Once the lid has the three holes in it, you can put the cap back together and screw it to the piece of wood as pictured. All I did was center the main hole, drill two pilot holes for the screws in the wood, and screw it together. I stuck it in the drill press vise, but used a hand drill for convenience.
Wrap up
The only thing remaining is a way to hang the trap. I simply drilled a hole straight through near the top. The drill press is handy to keep the drill bit from sliding around but not required.
And here’s a test run in the shop. I simply used some scrap bailing wire to hang it, but anything similar would work, such as twine.
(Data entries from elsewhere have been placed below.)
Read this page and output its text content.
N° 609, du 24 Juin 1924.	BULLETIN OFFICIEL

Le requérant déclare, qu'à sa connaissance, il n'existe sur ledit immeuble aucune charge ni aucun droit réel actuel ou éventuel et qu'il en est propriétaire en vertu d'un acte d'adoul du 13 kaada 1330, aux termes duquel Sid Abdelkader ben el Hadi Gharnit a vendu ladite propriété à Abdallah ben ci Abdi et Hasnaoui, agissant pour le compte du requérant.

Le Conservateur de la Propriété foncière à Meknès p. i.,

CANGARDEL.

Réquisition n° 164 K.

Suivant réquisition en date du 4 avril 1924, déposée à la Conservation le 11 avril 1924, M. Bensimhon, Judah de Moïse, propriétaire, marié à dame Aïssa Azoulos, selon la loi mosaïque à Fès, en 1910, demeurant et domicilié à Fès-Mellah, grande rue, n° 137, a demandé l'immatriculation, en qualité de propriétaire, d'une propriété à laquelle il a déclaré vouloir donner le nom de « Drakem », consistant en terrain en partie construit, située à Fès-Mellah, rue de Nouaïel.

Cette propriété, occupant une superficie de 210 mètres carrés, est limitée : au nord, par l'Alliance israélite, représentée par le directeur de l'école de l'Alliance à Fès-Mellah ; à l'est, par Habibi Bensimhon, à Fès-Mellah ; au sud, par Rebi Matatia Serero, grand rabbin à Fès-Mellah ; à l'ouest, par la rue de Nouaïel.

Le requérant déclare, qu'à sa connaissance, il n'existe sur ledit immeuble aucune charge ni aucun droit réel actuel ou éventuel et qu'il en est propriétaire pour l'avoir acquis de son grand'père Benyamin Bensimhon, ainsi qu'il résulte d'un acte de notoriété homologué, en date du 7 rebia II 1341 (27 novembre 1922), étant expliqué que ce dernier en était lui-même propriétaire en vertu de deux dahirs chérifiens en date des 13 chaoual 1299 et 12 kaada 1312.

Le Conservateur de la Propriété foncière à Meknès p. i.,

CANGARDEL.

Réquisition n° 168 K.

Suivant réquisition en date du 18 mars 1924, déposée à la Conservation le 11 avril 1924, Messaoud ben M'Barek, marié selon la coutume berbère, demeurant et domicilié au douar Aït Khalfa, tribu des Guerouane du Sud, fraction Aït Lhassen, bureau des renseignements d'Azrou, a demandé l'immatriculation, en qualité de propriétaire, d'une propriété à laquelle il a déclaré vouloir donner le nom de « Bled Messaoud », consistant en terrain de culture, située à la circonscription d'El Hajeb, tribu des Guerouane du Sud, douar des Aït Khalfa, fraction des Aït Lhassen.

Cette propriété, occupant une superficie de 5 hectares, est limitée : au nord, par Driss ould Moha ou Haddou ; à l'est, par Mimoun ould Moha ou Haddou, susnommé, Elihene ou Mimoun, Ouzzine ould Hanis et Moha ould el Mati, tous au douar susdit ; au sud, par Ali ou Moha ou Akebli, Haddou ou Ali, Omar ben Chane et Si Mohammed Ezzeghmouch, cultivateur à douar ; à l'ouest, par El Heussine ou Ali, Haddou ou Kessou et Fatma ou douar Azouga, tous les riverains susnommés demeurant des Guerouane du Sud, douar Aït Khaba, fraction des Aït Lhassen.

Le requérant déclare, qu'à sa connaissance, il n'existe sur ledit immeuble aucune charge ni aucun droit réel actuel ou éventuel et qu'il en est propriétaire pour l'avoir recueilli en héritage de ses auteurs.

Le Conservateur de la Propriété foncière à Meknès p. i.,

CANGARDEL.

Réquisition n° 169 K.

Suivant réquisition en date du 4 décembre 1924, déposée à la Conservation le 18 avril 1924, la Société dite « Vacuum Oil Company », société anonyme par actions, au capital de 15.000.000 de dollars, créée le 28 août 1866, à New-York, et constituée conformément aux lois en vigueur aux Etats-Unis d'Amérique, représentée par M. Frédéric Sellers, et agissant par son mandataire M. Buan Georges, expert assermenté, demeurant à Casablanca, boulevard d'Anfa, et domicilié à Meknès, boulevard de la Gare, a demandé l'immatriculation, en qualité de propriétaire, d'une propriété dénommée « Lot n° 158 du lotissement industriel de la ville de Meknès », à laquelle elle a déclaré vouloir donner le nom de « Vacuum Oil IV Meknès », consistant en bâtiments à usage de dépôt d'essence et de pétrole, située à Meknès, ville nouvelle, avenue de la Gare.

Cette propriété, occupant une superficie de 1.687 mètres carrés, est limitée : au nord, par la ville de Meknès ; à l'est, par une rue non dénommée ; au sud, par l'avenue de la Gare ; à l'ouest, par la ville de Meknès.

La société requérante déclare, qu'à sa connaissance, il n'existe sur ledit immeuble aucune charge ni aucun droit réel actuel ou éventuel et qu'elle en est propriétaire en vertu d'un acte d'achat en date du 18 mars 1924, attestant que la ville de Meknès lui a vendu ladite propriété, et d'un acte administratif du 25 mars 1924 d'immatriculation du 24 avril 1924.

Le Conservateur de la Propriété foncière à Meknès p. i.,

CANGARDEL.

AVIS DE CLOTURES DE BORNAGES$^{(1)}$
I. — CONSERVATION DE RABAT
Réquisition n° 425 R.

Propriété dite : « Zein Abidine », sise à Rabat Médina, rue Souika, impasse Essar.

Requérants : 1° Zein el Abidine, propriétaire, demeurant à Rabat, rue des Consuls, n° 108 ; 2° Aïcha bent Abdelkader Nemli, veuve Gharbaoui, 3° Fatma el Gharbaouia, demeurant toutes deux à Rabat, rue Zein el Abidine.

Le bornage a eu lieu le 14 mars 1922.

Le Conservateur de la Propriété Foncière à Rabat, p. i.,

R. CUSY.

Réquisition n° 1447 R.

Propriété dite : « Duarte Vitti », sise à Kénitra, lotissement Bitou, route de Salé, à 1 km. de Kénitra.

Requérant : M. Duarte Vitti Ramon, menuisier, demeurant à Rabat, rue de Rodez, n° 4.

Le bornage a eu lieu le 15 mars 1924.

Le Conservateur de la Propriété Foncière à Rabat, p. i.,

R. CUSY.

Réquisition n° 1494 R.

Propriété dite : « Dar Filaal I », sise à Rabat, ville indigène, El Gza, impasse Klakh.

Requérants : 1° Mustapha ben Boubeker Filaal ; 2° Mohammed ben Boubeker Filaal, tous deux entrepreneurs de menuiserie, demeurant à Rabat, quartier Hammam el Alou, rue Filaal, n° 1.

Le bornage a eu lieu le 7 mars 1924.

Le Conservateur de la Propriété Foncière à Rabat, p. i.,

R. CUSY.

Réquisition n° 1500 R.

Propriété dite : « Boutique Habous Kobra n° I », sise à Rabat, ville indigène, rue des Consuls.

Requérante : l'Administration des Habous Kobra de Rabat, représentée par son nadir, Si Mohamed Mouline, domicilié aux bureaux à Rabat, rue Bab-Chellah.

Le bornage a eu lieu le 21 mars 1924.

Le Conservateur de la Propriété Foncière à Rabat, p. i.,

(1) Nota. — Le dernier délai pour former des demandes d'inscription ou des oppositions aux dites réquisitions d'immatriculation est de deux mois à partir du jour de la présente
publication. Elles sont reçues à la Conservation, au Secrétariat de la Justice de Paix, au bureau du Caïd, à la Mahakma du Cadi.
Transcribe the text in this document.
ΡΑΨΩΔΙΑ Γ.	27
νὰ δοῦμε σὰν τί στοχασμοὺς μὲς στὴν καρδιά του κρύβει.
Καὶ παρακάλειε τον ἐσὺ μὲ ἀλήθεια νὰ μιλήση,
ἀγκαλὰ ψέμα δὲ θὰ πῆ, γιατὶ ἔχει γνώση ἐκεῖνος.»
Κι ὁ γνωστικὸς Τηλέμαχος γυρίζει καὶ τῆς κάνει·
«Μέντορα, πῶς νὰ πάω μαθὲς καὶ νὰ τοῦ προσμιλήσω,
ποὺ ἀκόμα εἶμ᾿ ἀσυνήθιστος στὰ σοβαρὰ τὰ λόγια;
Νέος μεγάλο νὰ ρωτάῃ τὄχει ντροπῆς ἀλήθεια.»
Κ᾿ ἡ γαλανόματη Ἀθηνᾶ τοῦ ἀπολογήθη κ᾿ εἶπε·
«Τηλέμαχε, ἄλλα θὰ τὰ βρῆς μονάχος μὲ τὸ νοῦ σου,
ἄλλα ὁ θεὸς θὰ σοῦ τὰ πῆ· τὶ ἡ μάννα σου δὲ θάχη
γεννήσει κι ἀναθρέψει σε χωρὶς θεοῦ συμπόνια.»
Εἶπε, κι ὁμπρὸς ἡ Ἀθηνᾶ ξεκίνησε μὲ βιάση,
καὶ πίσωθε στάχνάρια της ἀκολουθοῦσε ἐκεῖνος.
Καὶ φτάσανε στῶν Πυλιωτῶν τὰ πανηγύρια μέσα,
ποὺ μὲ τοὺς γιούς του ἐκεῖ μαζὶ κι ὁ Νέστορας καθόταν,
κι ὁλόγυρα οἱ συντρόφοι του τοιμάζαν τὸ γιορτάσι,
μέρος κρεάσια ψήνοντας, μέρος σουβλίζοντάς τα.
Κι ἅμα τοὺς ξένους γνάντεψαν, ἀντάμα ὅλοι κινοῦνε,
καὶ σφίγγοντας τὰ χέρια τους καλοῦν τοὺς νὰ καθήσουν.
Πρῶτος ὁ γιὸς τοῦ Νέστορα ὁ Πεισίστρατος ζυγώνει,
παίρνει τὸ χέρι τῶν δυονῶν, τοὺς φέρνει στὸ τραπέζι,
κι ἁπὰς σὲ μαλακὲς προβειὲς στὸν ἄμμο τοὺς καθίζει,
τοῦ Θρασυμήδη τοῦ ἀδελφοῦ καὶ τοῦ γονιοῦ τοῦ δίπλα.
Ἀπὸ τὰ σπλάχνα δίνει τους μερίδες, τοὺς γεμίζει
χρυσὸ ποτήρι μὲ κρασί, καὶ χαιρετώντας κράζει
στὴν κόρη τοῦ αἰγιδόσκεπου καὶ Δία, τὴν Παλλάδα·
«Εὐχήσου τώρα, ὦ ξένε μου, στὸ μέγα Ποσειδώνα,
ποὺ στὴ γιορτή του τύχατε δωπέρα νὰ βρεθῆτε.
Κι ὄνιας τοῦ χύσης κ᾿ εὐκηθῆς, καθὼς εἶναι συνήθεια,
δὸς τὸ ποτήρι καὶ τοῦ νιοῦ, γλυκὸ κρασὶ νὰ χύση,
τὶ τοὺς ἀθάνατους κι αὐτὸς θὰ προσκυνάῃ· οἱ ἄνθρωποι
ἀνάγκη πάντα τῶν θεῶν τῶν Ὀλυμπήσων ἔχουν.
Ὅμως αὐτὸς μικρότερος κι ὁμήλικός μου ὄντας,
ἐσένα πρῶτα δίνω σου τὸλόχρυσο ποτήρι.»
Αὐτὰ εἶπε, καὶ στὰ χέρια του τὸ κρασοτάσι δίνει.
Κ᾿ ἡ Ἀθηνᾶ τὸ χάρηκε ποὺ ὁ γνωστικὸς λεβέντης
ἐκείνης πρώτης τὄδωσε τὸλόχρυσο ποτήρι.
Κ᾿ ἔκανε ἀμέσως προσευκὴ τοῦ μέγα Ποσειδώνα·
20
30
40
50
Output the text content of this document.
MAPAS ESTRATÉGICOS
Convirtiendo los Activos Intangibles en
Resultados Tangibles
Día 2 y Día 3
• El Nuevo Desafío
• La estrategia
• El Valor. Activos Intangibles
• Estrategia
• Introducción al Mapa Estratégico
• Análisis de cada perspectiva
And that’s that. Here’s where I would love to report that the trap has caught a ton of bees. Unfortunately, while there is a bit of sawdust in the jar, indicating to me that the bees have gone in, they haven’t gotten stuck. I have subsequently read that a trap like this really has to be under eaves or have a roof to ensure it doesn’t get too much light. I may try moving it when I get a chance and see if it makes a difference. In all, though, it was a quick little project that only used scrap material, so it is worth a shot. Certainly better than paying $20+ for something premade!